Sudor resbalando por sus cuerpos desnudos, la morrita se contoneaba como una verdadera putita necesitada de verga. Sus tetas pequeñas se veían apretadas en el top corto que apenas cubría sus pezones erectos de excitación. El brillo en sus ojos delataba su deseo incontrolable de ser cogida hasta el fondo.
El chico, con la verga dura como una roca, no podía resistirse a la tentación. Se acercó a la morrita, agarrándola por la cintura, y la jaló hacia él. Con un movimiento brusco, le arrancó la ropa dejándola completamente desnuda y expuesta, lista para ser poseída.

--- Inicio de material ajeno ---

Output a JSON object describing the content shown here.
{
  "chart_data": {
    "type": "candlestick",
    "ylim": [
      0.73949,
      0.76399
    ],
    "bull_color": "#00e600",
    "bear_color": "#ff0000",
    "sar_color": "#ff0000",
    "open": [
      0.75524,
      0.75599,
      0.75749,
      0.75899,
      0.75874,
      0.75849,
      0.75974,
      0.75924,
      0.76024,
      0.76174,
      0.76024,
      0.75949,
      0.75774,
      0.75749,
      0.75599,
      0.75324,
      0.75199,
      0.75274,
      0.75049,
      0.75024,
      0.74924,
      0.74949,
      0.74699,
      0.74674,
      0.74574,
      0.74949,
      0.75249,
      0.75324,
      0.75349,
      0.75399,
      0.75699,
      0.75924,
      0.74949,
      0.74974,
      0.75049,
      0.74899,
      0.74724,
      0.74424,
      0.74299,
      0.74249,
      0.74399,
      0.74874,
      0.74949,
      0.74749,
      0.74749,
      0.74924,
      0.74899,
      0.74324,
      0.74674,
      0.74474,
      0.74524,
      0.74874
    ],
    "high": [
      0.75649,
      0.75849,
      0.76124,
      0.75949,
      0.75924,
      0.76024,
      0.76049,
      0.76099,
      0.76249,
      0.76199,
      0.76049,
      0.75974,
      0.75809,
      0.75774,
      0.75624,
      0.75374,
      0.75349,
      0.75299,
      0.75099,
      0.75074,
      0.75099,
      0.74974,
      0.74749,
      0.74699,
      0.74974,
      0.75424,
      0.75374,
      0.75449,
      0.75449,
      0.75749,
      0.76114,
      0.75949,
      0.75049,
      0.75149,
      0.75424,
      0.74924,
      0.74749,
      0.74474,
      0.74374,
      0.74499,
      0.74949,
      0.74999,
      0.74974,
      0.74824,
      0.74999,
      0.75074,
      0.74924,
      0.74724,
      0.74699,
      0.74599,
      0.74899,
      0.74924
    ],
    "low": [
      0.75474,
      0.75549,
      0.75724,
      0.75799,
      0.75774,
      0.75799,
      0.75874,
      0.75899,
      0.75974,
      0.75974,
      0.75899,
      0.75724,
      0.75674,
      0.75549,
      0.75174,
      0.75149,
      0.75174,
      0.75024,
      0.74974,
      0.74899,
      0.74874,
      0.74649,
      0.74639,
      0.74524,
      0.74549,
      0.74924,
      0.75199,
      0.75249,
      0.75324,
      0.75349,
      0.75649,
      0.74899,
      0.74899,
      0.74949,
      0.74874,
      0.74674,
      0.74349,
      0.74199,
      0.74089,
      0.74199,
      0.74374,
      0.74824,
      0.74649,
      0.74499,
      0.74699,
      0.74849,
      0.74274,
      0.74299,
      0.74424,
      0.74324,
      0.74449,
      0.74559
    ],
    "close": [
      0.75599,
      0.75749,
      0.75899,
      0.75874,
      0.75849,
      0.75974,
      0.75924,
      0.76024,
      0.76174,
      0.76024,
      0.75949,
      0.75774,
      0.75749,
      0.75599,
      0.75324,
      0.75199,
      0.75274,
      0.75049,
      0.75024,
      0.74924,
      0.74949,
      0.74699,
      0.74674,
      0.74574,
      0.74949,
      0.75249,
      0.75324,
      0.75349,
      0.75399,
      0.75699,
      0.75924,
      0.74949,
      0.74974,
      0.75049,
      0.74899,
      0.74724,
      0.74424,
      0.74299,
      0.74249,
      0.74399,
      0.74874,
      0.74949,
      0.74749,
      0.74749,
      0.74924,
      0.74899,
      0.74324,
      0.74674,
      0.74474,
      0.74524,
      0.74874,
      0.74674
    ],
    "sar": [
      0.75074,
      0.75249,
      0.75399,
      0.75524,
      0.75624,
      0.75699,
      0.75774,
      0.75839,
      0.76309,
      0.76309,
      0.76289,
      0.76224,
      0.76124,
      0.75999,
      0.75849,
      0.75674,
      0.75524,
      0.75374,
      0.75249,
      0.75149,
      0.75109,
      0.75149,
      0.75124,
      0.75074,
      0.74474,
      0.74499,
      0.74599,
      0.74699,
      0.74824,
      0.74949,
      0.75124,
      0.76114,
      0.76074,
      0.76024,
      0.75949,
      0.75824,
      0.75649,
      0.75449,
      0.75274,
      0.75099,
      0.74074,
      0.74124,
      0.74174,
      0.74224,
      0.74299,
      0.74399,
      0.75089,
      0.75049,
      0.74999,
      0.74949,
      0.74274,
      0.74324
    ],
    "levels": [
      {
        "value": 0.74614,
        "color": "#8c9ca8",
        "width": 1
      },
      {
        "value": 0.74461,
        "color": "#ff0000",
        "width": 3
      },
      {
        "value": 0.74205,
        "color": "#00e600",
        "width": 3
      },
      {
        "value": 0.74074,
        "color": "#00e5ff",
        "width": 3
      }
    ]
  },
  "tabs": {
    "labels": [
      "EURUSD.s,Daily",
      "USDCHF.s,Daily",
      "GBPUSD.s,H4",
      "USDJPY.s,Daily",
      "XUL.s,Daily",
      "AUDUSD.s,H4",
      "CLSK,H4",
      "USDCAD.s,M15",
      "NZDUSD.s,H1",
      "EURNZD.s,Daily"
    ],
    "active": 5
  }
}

‘¡Cógete mi culo con fuerza!’, gemía la morrita mientras el chico la empujaba hacia la cama. Sin mediar palabras, la penetró con violencia, sintiendo cómo su miembro entraba y salía de su concha húmeda con ansias de placer.
Los sonidos de la cama rechinando se mezclaban con los gemidos de la morrita, quien pedía más y más. El chico, sin piedad, alternaba entre sus tetas y su culo, disfrutando de cada centímetro de su cuerpo juvenil y caliente.
Con cada embestida, la morrita gritaba de placer, sintiendo cómo su orgasmo se acercaba a pasos agigantados. El sudor se mezclaba con el semen, creando una capa pegajosa que los envolvía en un éxtasis de lujuria desenfrenada.
‘¡Mámame la verga como la putita que eres!’, ordenó el chico, mientras la morrita obedecía sin titubear. Su boca rodeaba su pija con maestría, provocando gemidos guturales que resonaban en la habitación.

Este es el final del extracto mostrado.